憲法を守ろう

2005年11月21日

9条は宝 発言(9) 人間を不幸にする戦争止めるのが九条の使命

 日本女医会の会長で、「九条の会・医療者の会」の呼びかけ人のひとり、橋本葉子さんです。

 人間を一番不幸にするものは戦争です。災害はしかたがない面がありますが、戦争は、やめようと思えばやめることができます。防衛のために自衛隊があると認めたとしても、こちらから積極的に出ていってはいけない。それを止めることが九条の使命です。これだけは守りたい。

 医師だった父は、昭和一六年、開戦の直前に召集されました。私はそのとき九歳で、小さな妹弟が四人いましたか ら、母の苦労は相当なものだったと思います。医院を閉じたので、人も去り、隣り組のことなど全部が母の肩にかかりました。そのせいか、母は終戦後、病気に なり四二歳で亡くなりました。そういう体験からも絶対、戦争はイヤなのです。

相手が望む支援の形

 もちろん、国際的な支援活動は必要です。しかし、それは九条とは別問題だと思います。「自衛隊のなかに、海外支 援ができる特別の訓練を受けた組織をつくれば、九条を変えなくとも、いくらでも支援できる」という意見もありますね。NPOとかNGOでするのが一番よい と思います。「軍隊」が行うことによって、軋轢(あつれき)がおきるのが怖いのですから。

 専門家であっても、災害時の的確な支援は難しいものです。日本女医会も、海外で災害が起きた時、さまざまな支援をしています。気をつけているのは、相手がほしいものと、こちらがあげたいものと違う場合があることです。物資を直接送るより、お金の方がよいとか…。

 阪神大震災のときでした。会から多くの女医が支援に入ったのですが、混乱の中で連絡がうまく取れない。「とにか く様子を知ろう」と向かったなかに眼科の医師がいました。メガネをたくさん持ち、メガネ屋さんを連れて行き、測定もして、それがたいへん喜ばれました。寝 起きで飛び出した方が多く、みな困っていたのです。

至誠と愛の精神で

 日本女医会は、女性医師の社会的地位の向上をめざしており、百年の歴史があります。先輩たちは戦前から市川房枝 さんなどといっしょに、女性の選挙権獲得など社会運動にもとりくみました。東京女医学校(東京女子医大の前身)の設立者、吉岡彌生先生が掲げた「至誠と 愛」の精神も引き継がれています。

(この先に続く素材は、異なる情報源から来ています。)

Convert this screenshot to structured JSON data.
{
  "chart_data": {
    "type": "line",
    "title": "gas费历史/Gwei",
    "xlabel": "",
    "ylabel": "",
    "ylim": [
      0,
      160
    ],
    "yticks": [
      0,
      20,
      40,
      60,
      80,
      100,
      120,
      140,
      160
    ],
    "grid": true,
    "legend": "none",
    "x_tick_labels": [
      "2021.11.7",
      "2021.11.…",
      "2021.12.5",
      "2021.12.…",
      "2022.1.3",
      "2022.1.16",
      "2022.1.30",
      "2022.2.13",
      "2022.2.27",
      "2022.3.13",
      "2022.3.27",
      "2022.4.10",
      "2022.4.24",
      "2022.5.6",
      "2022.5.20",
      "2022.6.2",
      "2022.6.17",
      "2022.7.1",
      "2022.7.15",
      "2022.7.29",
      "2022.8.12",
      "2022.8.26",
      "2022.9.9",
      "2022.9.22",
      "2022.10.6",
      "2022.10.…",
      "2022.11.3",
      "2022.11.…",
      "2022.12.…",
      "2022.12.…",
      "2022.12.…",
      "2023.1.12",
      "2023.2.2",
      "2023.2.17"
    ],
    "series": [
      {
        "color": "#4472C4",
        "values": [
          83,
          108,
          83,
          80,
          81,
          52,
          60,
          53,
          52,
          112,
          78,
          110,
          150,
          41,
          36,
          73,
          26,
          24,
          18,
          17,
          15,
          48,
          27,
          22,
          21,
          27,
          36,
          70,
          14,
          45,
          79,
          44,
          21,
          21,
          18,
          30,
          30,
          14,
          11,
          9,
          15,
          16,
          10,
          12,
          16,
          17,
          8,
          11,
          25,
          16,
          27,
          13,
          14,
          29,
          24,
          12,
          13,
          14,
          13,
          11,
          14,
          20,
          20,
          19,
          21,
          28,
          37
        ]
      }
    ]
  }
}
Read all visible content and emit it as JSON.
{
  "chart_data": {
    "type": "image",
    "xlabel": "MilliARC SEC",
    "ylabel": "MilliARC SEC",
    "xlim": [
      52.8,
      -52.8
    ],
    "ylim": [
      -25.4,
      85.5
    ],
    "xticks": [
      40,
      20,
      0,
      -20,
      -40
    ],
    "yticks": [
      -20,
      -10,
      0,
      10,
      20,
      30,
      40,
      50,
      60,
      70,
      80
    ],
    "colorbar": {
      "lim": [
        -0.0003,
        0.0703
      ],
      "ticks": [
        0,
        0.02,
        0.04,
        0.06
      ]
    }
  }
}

 国際活動も盛んで、国際女医会の会長も出し、国連NGO国内婦人委員会の参加団体にもなっています。

 女性の医師国家試験合格者は三割を超え、女医の割合は一五%以上を占めます。でも医学部に、女性の教授、助教 授、講師はまだ四%ほどです。女性医師が働きやすい環境をつくることは、女医会の大切な課題です。それは看護師をはじめとする女性医療従事者の働きやすさ につながりますからね。

「呼びかけ人なんですね」と学生からも声が

 呼びかけ人になったのは、純粋に平和を願う気持ちからです。著名な方がおられ、政治的に偏っていない。これなら大丈夫と思いましたので。
 でも、こんなに反響があると思いませんでした。ある時、看護学部の先生が「先生、呼びかけ人なんですね」と感激して声をかけてきました。また、女子医大 の学園祭で九条を取り上げたグループがあって、「メッセージをください」と訪ねてきました。学生も危機感をもっているんですね。


 

橋本葉子さん((社)日本女医会会長・医師)

1932年、千葉県生まれ。生理学者。東京女子医科大学名誉教授・理事。吉岡彌生記念館館長。(社)至誠会会長。「本来は無口で本が好き。けれど、大学で教えるなかで、だいぶ変わりました」と語り、女医のサポート体制づくりにパワフルにとりくむ。